11. O sistema de acompanhamento de contaminação de transgênicos do Greenpeace, uma das mais importantes organizações ambientalistas do mundo, já recolheu denúncias de “contaminação” genética por essas variedades de milho em dezesseis países.
12. Nos Estados Unidos, a variedade da Bayer está proibida, pois apresentou problemas na alimentação dos porcos. Em janeiro passado, o presidente da França, Nicolas Sarkozy, que não é nenhum fanático-ambientalista, proibiu o cultivo comercial do milho da Monsanto. Talvez por isso as duas empresas transnacionais tenham aumentado a pressão pela aprovação do seu milho no Brasil.
13. Lembre-se ainda que a difusão dessas variedades de milho no México acabou com todas as variedades locais, crioulas, que eram controladas pelos camponeses e usadas no preparo da tortilla, o prato nacional do país. e levou à falência milhares de famílias de camponeses pobres.

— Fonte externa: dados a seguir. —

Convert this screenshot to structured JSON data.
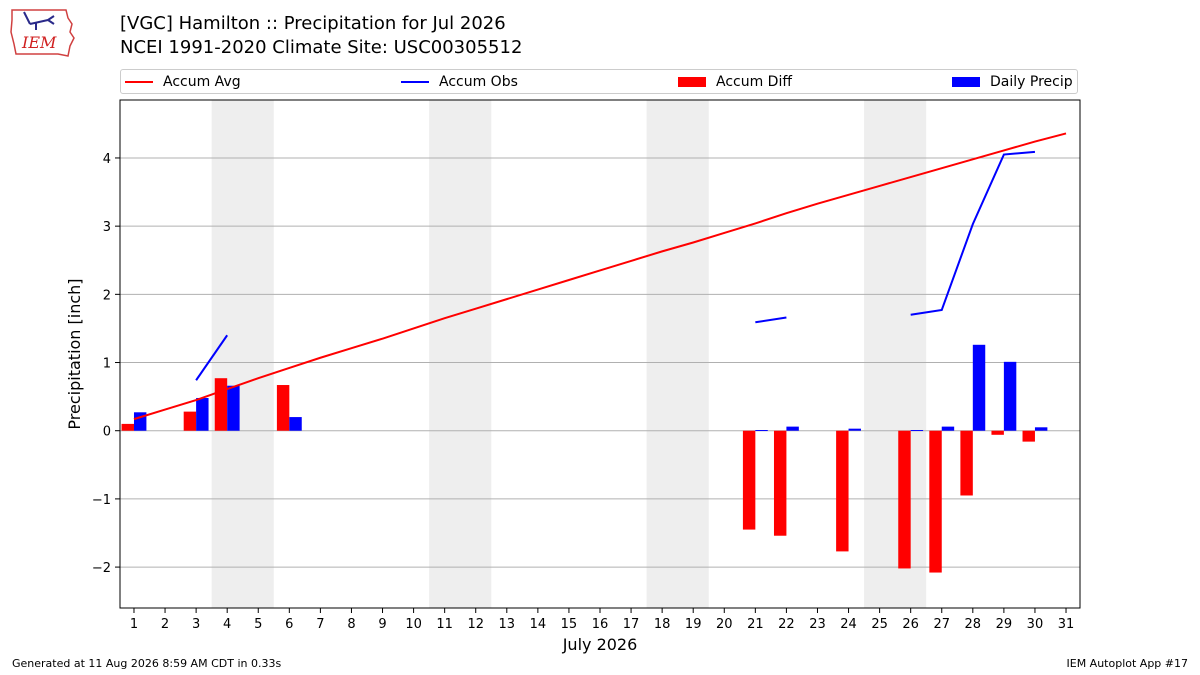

13. As empresas alegam que vão diminuir a dosagem dos venenos. O mesmo diziam sobre a soja transgênica da Monsanto. No Rio Grande do Sul, depois de consolidado o uso da soja transgênica, a utilização de veneno subiu 7,5 quilos para cada quilo usado antes (750%). Por isso, o Brasil é hoje o maior consumidor de venenos agrícolas do mundo!
14. Os movimentos camponeses do Brasil não ficarão calados. Buscaremos todas as formas possíveis para defender nossas variedades e a saúde de nossos cultivos. Dos ministros defensores das transnacionais, só esperamos que tenham vergonha na cara. Porque a história de um povo é um pouquinho mais longa do que quatro anos de governo – e um dia o povo brasileiro vai cobrá-los.
- João Pedro Stedile é do MST e da coordenação nacional da Via Campesina Brasil.